Koordinator lapangan aksi ARD, Prasetyo Lanang mengungkapkan bahwa UU Ketenagakerjaan tersebut karena dianggap akan menciptakan fleksibiltas pangsa pasar tenaga kerja.
"Inilah yang akan menjadi bagian dari politik upah murah. Dalam revisi tersebut juga akan memangkas hak-hak normatif buruh perempuan," ungkapnya.
Prasetyo atau yang akrab disapa Tyo menjelaskan hak-hak normatif buruh perempuan tersebut meliputi hak cuti haid dan hak cuti hamil.
"Selain itu penerapan sistem kerja yang fleksibel melalui kontrak kerja outsourcing dan magang dapat merugikan kaum buruh," tuturnya.
Menurut Tyo dengan masih adanya PP 78, juga dianggap akan merugikan kaum buruh.
"Mengenai masih adanya PP 78 terkait sistem pengupahan yang dianggap masih jauh dari kata layak," terangnya.
Tyo menambahkan bahwa kondisi buruh di Indonesia dan Kota Malang saat ini banyak yang mengalami Pemutusan Hubungan Kerja (PHK).
"Serta masih banyak buruh yang belum mendapatkan jaminan hidup yang layak dan kepastian karir dalam dunia kerja,"jelasnya.

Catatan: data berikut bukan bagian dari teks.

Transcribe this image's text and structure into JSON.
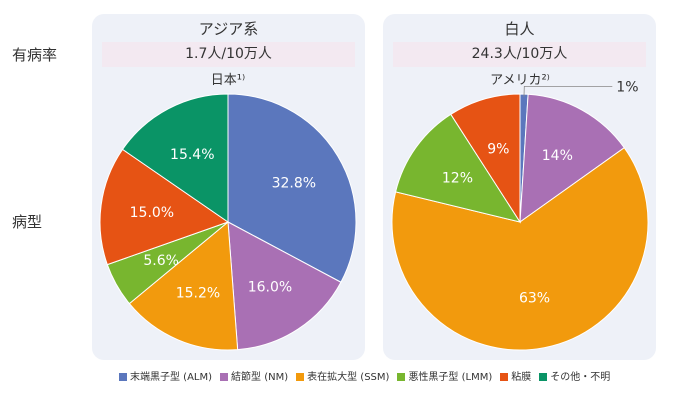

Dalam rilis yang diterima oleh ngopibareng.id ada tujuh tuntutan yang disampaikan oleh ARD. Lima di antaranya berisi mengenai buruh dan sisanya berbicara mengenai rasisme serta represifitas.
Lima tuntutan mengenai buruh itu di antaranya, tolak revisi UU Ketanagakerjaan No 13 tahun 2003, hapus sistem kerja kontrak, outsourcing dan magang.
Selanjutnya cabut PP 78 tahun 2018, wujudkan upah layak nasional dan berikan jaminan sosial.
ARD melakukan aksi di depan Balaikota Malang pada Senin 26 Agustus 2019 sekitar pukul 09.00 WIB, yang diikuti oleh ratusan massa aksi.
Tyo berharap melalui jalur litigasi dan non-litigasi bersama tekanan massa aksi. Gerakan buruh dan mahasiswa dapat menekan arah kebijakan dalam upaya revisi UU Ketenagakerjaan.
"Sekaligus adanya upaya dari pemerintah sebagai pemegang wewenang untuk dapat melibatkan kaum buruh dalam setiap pembuatan kebijakan," katanya.
Tyo mengingatkan pemerintah untuk merumuskan kebijakan yang pro terhadap kaum buruh atau masyakarat miskin.